After more than a century on public property in New Orleans, The Liberty Monument was removed by construction workers clad in body armor and masks. The monument was erected to honor a bloody uprising in which members of the White League – a violent white supremacist militia – attempted to overthrow the Reconstruction-era government.
Despite the monument’s link to white supremacy, the prospect of its removal had enraged some people in the Crescent City, prompting death threats and requiring workers to don gear that was more suited for working a riot than removing a monument.
The Liberty Monument’s removal is the first of several such monuments that will be removed from public property by the city. Tributes to Confederate figures Robert E. Lee, Jefferson Davis and P.G.T. Beauregard are also slated for removal.
The SPLC has found that at least 60 such publicly funded symbols of the Confederacy have been removed or renamed since a white supremacist attempted to spark a race war in 2015 by killing nine black parishioners at a church in Charleston, South Carolina. After photos of the killer with the Confederate flag surfaced, communities began to re-evaluate the public display of Confederate symbols.
And there’s no shortage of such symbols.
In 2016, the SPLC documented more than 1,500 symbols of the Confederacy in public spaces as part of its report, Whose Heritage? The SPLC encouraged local governments to place the symbols in settings such as museums where people can learn the full history of the Confederacy.
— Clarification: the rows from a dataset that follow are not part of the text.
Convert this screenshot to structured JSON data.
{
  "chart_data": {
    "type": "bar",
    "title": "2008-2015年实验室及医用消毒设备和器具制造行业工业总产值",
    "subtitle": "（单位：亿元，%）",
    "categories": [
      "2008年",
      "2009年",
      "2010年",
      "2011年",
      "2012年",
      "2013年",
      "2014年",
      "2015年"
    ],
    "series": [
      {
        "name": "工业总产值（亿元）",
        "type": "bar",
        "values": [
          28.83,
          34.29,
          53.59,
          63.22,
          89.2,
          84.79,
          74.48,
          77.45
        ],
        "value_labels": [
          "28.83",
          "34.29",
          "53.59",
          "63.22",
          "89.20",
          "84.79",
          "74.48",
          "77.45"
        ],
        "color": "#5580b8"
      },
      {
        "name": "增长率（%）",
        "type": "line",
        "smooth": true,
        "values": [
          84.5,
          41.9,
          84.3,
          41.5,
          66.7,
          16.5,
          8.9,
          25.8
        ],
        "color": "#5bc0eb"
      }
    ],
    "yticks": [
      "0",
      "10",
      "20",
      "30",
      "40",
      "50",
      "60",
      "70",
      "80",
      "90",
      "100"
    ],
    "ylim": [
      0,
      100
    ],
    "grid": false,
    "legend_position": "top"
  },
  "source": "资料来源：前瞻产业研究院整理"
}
The public debate – and the resistance to removal of these monuments – is far from over. In Mississippi, the only state where the Confederate battle flag is part of the state flag, some universities and cities have refused to fly the state flag until it is redesigned. Legislators have responded by considering a proposal that will force public institutions to display it.
In Georgia, plans to augment rather than remove the 3-acre Confederate Memorial Carving on Stone Mountain – once the site of KKK rallies – have stalled, despite being initially supported by Gov. Nathan Deal in 2015. Last year, Georgia also struck Confederate Memorial Day and Robert E. Lee’s birthday from the state’s holiday calendar. The days now bear the generic label of “State Holiday.”
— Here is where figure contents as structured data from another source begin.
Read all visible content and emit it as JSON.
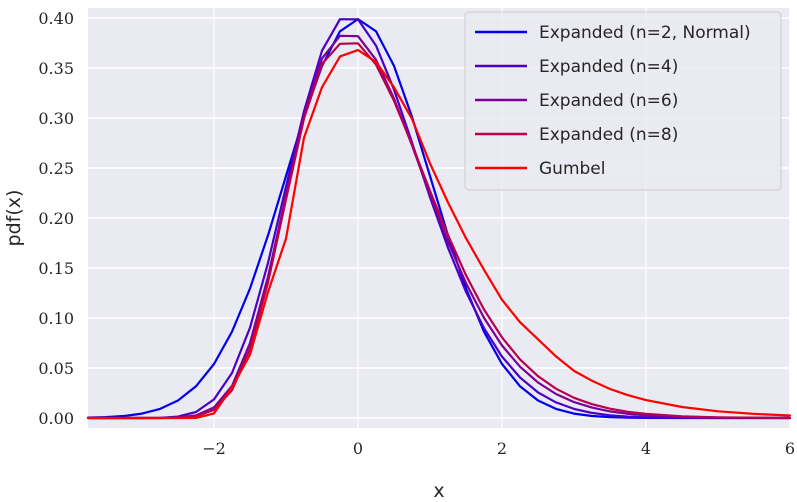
{
  "chart_data": {
    "type": "line",
    "title": "",
    "xlabel": "x",
    "ylabel": "pdf(x)",
    "xlim": [
      -3.75,
      6
    ],
    "ylim": [
      -0.01,
      0.41
    ],
    "grid": true,
    "legend_position": "top-right",
    "x_ticks": [
      {
        "value": -2,
        "label": "−2"
      },
      {
        "value": 0,
        "label": "0"
      },
      {
        "value": 2,
        "label": "2"
      },
      {
        "value": 4,
        "label": "4"
      },
      {
        "value": 6,
        "label": "6"
      }
    ],
    "y_ticks": [
      {
        "value": 0.0,
        "label": "0.00"
      },
      {
        "value": 0.05,
        "label": "0.05"
      },
      {
        "value": 0.1,
        "label": "0.10"
      },
      {
        "value": 0.15,
        "label": "0.15"
      },
      {
        "value": 0.2,
        "label": "0.20"
      },
      {
        "value": 0.25,
        "label": "0.25"
      },
      {
        "value": 0.3,
        "label": "0.30"
      },
      {
        "value": 0.35,
        "label": "0.35"
      },
      {
        "value": 0.4,
        "label": "0.40"
      }
    ],
    "series": [
      {
        "name": "Expanded (n=2, Normal)",
        "color": "#0000ee",
        "x": [
          -3.75,
          -3.5,
          -3.25,
          -3,
          -2.75,
          -2.5,
          -2.25,
          -2,
          -1.75,
          -1.5,
          -1.25,
          -1,
          -0.75,
          -0.5,
          -0.25,
          0,
          0.25,
          0.5,
          0.75,
          1,
          1.25,
          1.5,
          1.75,
          2,
          2.25,
          2.5,
          2.75,
          3,
          3.25,
          3.5,
          3.75,
          4,
          4.5,
          5,
          5.5,
          6
        ],
        "y": [
          0.0004,
          0.0009,
          0.002,
          0.0044,
          0.0091,
          0.0175,
          0.0317,
          0.054,
          0.0863,
          0.1295,
          0.1826,
          0.242,
          0.3011,
          0.3521,
          0.3867,
          0.3989,
          0.3867,
          0.3521,
          0.3011,
          0.242,
          0.1826,
          0.1295,
          0.0863,
          0.054,
          0.0317,
          0.0175,
          0.0091,
          0.0044,
          0.002,
          0.0009,
          0.0004,
          0.0001,
          0,
          0,
          0,
          0
        ]
      },
      {
        "name": "Expanded (n=4)",
        "color": "#4a00c8",
        "x": [
          -3.75,
          -3.5,
          -3.25,
          -3,
          -2.75,
          -2.5,
          -2.25,
          -2,
          -1.75,
          -1.5,
          -1.25,
          -1,
          -0.75,
          -0.5,
          -0.25,
          0,
          0.25,
          0.5,
          0.75,
          1,
          1.25,
          1.5,
          1.75,
          2,
          2.25,
          2.5,
          2.75,
          3,
          3.25,
          3.5,
          3.75,
          4,
          4.5,
          5,
          5.5,
          6
        ],
        "y": [
          0,
          0,
          0,
          0,
          0.0002,
          0.0014,
          0.006,
          0.0186,
          0.045,
          0.0903,
          0.1551,
          0.2312,
          0.3068,
          0.3673,
          0.3988,
          0.3986,
          0.3724,
          0.3284,
          0.2755,
          0.2207,
          0.1702,
          0.1262,
          0.0898,
          0.0614,
          0.0405,
          0.0256,
          0.0156,
          0.0091,
          0.0051,
          0.0027,
          0.0014,
          0.0007,
          0.0002,
          0,
          0,
          0
        ]
      },
      {
        "name": "Expanded (n=6)",
        "color": "#7a0099",
        "x": [
          -3.75,
          -3.5,
          -3.25,
          -3,
          -2.75,
          -2.5,
          -2.25,
          -2,
          -1.75,
          -1.5,
          -1.25,
          -1,
          -0.75,
          -0.5,
          -0.25,
          0,
          0.25,
          0.5,
          0.75,
          1,
          1.25,
          1.5,
          1.75,
          2,
          2.25,
          2.5,
          2.75,
          3,
          3.25,
          3.5,
          3.75,
          4,
          4.5,
          5,
          5.5,
          6
        ],
        "y": [
          0,
          0,
          0,
          0,
          0,
          0.0004,
          0.0025,
          0.0106,
          0.032,
          0.0749,
          0.1412,
          0.2222,
          0.3027,
          0.3596,
          0.3822,
          0.3818,
          0.3582,
          0.3194,
          0.2726,
          0.2231,
          0.1762,
          0.1348,
          0.1001,
          0.0725,
          0.0513,
          0.0355,
          0.024,
          0.0159,
          0.0104,
          0.0066,
          0.0042,
          0.0026,
          0.001,
          0.0004,
          0.0001,
          0
        ]
      },
      {
        "name": "Expanded (n=8)",
        "color": "#b8004d",
        "x": [
          -3.75,
          -3.5,
          -3.25,
          -3,
          -2.75,
          -2.5,
          -2.25,
          -2,
          -1.75,
          -1.5,
          -1.25,
          -1,
          -0.75,
          -0.5,
          -0.25,
          0,
          0.25,
          0.5,
          0.75,
          1,
          1.25,
          1.5,
          1.75,
          2,
          2.25,
          2.5,
          2.75,
          3,
          3.25,
          3.5,
          3.75,
          4,
          4.5,
          5,
          5.5,
          6
        ],
        "y": [
          0,
          0,
          0,
          0,
          0,
          0.0002,
          0.0016,
          0.0082,
          0.0277,
          0.0692,
          0.1356,
          0.2186,
          0.2995,
          0.3541,
          0.3742,
          0.3747,
          0.3534,
          0.3172,
          0.2735,
          0.2271,
          0.1829,
          0.1427,
          0.1085,
          0.0806,
          0.0586,
          0.0418,
          0.0293,
          0.0202,
          0.0138,
          0.0093,
          0.0062,
          0.0041,
          0.0017,
          0.0007,
          0.0003,
          0.0001
        ]
      },
      {
        "name": "Gumbel",
        "color": "#ff0000",
        "x": [
          -3.75,
          -3.5,
          -3.25,
          -3,
          -2.75,
          -2.5,
          -2.25,
          -2,
          -1.75,
          -1.5,
          -1.25,
          -1,
          -0.75,
          -0.5,
          -0.25,
          0,
          0.25,
          0.5,
          0.75,
          1,
          1.25,
          1.5,
          1.75,
          2,
          2.25,
          2.5,
          2.75,
          3,
          3.25,
          3.5,
          3.75,
          4,
          4.5,
          5,
          5.5,
          6
        ],
        "y": [
          0,
          0,
          0,
          0,
          0,
          0,
          0.0001,
          0.0046,
          0.0305,
          0.0634,
          0.1259,
          0.1794,
          0.2803,
          0.3307,
          0.3616,
          0.3679,
          0.356,
          0.3307,
          0.2991,
          0.2546,
          0.2155,
          0.1798,
          0.1482,
          0.1182,
          0.0958,
          0.0787,
          0.0616,
          0.0471,
          0.0372,
          0.029,
          0.0228,
          0.0179,
          0.011,
          0.0067,
          0.0041,
          0.0025
        ]
      }
    ]
  }
}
At least one Georgia lawmaker has since introduced a resolution to recognize Confederate History Month and Confederate Memorial Day. Georgia Rep. Tommy Benton defended his proposal by invoking the election of Donald Trump.
“We just elected a president that said he was tired of political correctness,” said Benton. “And so that was the reason that we were looking to introduce the resolution.”
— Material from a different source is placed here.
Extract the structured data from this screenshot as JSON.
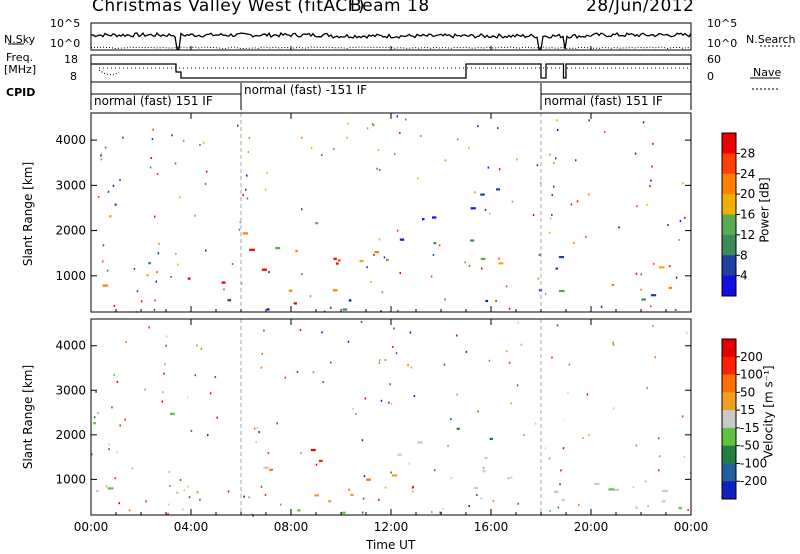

Benton is not the only political figure to cite Trump as the inspiration for such efforts. In Virginia, gubernatorial candidate Corey Stewart – Trump’s former campaign chairman for that state – tied his approval of Confederate symbols to Trump.
“[The Confederate flag] is a symbol of heritage. It is not a symbol of racism,” said Stewart. He added: “I think the 2016 presidential race was a watershed moment where you saw voters – including white voters and black voters and Asian voters and Hispanic voters – just fed up with political correctness and these gotcha techniques that the left has used to shut down speech.”
Stewart has gone so far as to compare efforts to dismantle Confederate symbols to the efforts of the Islamic State. In Alabama, the House of Representatives approved a bill this week that would make it more difficult for local governments to remove monuments, including Confederate monuments.
The removal of these monuments is not about erasing history. It’s about understanding our history and addressing the injustices of the past.